Trata-se da segunda alteração ao já de si recente regime, estabelecido em 2013 e já alterado em 2015. A amplitude das modificações é tal que o diploma (Decreto-Lei n.º 166/2013) foi republicado, junto do Decreto-Lei n.º 128/2019, de 29 de agosto, o qual, contudo, não invoca qualquer urgência legislativa, pelo que surpreende a sua adoção neste período estival e pré-eleitoral: como é sabido, a recente aprovação da Diretiva (UE) 2019/633 imporá que, no prazo de menos de um ano, haja uma nova intervenção legislativa nesta matéria.

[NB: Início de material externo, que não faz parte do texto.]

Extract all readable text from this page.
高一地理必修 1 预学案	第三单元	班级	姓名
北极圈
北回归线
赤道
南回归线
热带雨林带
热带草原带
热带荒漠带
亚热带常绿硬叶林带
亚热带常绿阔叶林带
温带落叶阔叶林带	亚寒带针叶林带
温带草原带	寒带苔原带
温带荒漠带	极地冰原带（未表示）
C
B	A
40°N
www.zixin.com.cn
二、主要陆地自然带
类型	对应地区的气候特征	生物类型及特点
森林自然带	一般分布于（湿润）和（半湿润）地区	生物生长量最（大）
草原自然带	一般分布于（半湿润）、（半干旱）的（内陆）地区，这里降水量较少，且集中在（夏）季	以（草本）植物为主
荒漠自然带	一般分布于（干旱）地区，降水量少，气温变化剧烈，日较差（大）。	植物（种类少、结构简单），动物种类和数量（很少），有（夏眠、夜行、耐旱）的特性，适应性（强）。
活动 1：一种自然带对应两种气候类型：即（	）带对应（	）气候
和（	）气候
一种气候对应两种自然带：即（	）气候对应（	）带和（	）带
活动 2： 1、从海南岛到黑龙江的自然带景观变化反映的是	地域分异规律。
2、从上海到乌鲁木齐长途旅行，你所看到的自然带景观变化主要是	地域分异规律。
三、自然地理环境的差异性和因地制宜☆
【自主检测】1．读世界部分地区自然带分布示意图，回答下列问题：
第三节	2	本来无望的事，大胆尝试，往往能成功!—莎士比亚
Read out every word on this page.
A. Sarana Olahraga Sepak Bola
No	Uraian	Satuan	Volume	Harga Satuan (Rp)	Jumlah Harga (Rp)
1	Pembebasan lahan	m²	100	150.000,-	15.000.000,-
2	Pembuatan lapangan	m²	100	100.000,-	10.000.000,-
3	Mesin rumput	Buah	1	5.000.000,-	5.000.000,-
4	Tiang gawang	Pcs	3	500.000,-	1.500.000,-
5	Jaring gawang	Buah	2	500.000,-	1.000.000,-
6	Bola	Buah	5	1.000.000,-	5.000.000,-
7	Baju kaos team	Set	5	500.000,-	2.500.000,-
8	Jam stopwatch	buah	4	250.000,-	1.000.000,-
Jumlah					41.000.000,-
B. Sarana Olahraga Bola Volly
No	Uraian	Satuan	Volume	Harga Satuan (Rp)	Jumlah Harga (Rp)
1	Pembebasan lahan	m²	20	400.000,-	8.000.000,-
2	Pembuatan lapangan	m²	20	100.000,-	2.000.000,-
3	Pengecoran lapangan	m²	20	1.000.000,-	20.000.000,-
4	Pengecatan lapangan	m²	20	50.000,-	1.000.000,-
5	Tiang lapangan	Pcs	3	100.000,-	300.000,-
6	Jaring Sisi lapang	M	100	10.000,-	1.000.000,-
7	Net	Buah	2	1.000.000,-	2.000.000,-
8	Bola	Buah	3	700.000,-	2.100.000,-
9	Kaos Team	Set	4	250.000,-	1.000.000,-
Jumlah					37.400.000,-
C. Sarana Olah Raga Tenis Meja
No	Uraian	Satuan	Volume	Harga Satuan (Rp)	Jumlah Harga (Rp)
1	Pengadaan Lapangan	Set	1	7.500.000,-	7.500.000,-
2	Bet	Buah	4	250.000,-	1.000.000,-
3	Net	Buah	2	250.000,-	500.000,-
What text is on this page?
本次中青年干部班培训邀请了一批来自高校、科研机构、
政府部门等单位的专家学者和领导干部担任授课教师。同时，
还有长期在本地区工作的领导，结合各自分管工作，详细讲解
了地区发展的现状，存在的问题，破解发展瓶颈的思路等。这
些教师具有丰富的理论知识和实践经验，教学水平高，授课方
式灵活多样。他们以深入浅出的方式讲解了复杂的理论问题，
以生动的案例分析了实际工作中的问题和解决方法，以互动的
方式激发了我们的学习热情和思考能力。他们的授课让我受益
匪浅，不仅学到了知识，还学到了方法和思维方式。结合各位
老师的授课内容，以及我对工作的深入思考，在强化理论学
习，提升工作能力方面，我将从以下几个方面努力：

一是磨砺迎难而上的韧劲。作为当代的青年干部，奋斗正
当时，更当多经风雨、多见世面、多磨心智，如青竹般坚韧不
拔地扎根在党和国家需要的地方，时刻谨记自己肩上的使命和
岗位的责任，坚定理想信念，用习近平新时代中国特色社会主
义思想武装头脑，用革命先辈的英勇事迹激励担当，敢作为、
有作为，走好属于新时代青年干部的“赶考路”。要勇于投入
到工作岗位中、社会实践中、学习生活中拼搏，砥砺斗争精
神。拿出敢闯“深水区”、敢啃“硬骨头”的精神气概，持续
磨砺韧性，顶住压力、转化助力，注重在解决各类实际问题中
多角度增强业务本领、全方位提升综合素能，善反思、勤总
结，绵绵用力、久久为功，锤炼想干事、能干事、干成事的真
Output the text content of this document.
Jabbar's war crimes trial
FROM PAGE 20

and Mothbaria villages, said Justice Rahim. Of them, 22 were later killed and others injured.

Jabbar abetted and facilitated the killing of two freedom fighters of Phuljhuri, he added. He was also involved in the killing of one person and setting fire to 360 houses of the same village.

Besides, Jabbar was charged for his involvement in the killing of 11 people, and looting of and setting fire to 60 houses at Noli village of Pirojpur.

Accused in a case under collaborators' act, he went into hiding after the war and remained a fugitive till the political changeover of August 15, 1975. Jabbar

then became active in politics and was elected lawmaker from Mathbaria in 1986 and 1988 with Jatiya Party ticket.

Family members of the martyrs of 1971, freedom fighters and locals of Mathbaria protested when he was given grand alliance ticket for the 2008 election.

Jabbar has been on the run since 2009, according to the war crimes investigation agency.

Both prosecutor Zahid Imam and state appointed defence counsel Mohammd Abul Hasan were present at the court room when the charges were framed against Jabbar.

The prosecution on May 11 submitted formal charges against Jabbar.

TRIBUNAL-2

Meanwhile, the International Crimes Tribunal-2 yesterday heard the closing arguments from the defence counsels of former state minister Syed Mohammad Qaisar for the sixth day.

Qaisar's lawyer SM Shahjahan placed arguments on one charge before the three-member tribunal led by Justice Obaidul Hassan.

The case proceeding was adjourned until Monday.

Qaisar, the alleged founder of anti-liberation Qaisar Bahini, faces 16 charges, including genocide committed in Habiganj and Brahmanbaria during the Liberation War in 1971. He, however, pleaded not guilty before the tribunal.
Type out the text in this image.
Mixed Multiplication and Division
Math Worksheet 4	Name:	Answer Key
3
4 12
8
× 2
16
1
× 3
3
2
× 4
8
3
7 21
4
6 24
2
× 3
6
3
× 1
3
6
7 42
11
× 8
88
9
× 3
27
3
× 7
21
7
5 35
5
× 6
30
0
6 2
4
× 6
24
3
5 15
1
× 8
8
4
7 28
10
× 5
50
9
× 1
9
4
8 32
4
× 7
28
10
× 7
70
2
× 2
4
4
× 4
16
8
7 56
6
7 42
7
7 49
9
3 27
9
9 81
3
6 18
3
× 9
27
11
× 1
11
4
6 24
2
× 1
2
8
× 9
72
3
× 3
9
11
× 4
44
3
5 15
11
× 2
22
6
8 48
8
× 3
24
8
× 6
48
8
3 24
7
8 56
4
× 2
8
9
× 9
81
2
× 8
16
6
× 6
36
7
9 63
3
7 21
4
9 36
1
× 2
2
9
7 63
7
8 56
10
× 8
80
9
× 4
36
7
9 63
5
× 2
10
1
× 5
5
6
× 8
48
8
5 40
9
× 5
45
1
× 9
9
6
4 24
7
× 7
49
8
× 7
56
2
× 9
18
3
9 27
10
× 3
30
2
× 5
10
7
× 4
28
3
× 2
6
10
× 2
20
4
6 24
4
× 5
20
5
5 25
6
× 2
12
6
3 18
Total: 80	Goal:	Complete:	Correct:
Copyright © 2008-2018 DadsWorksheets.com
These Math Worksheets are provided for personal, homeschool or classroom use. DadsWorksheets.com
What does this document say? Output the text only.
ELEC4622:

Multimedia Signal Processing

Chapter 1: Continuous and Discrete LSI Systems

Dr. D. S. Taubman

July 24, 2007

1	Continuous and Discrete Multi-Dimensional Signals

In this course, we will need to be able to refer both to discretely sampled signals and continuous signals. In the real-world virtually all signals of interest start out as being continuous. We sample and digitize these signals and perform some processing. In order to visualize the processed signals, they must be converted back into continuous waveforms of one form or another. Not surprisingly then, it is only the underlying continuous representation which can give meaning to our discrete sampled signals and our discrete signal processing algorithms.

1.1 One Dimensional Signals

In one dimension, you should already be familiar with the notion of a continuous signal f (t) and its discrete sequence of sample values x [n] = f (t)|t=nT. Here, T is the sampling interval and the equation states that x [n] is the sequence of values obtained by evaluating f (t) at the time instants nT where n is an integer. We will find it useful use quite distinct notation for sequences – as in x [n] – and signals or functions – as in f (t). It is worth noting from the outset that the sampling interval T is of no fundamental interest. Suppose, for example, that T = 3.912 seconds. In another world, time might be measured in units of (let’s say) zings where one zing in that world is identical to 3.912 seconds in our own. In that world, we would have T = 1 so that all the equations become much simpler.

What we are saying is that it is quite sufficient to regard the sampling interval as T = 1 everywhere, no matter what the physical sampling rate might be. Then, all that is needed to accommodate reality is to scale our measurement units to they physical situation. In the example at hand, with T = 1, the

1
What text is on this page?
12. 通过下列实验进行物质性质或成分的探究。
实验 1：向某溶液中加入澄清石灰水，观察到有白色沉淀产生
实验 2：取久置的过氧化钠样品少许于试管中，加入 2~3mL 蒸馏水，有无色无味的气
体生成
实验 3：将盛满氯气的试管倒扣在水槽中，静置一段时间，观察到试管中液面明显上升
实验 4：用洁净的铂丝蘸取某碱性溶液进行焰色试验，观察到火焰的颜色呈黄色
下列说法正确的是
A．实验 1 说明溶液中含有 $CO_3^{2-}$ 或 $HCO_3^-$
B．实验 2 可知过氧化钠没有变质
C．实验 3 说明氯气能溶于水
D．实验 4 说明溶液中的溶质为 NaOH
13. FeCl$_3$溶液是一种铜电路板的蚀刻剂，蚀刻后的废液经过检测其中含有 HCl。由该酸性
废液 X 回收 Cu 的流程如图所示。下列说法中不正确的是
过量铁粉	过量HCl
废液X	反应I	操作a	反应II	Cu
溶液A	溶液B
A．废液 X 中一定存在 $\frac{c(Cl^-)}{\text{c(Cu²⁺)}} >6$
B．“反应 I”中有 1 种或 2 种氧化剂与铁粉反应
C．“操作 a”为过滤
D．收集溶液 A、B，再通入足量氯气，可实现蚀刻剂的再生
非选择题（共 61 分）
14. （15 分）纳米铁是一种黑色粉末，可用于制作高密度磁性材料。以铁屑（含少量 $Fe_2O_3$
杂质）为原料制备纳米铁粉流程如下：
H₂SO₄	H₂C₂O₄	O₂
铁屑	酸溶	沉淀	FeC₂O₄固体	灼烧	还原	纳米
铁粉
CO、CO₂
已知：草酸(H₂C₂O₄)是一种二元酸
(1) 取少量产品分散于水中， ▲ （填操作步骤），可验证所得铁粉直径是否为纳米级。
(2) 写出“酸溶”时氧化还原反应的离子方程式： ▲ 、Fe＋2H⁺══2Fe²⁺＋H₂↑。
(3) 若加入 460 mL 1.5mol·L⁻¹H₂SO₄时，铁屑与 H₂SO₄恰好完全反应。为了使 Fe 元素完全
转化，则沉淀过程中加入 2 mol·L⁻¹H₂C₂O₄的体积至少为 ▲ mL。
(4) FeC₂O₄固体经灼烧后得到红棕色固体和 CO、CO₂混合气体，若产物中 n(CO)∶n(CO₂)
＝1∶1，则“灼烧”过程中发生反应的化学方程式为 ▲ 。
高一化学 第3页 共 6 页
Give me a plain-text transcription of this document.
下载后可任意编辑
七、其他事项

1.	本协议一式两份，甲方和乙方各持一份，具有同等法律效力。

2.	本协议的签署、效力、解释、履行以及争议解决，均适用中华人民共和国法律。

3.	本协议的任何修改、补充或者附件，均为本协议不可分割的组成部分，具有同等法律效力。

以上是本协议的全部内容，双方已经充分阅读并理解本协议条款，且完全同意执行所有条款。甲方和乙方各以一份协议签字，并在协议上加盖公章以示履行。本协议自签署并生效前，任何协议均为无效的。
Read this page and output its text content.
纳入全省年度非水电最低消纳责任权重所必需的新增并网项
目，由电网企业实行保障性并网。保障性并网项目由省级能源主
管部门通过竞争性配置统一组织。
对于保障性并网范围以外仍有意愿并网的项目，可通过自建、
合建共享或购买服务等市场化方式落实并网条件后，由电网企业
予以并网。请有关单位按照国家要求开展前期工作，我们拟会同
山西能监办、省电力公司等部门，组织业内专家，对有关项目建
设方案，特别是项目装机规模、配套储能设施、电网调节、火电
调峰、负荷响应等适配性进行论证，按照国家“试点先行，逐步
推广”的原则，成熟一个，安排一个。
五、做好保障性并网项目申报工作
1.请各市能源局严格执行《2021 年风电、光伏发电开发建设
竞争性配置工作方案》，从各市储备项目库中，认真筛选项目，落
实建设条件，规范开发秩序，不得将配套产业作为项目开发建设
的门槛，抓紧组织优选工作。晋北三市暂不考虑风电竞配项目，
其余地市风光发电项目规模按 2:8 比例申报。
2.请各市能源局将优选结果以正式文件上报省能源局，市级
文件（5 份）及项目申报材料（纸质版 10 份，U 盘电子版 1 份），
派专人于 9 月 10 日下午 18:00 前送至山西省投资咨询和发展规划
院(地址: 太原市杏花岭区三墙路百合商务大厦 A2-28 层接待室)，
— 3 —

Do rol de novidades que entrarão em vigor no dia 1 de janeiro de 2020, destaca-se um conjunto de soluções que visam assegurar uma melhor separação entre o regime das PIRC e o direito da concorrência. E isso é de saudar. Mas se não é este o espaço adequado para analisar as alterações, destaquem-se apenas algumas: primeiro, o foco deixa de estar nas empresas estabelecidas em Portugal para se centrar numa teoria dos efeitos, aplicando-se o regime tanto a práticas que ocorram em território nacional como as que aqui possam produzir efeitos (cfr. artigo 2.º, n.º 1). Na verdade, o critério anterior era discriminatório e totalmente inadaptado.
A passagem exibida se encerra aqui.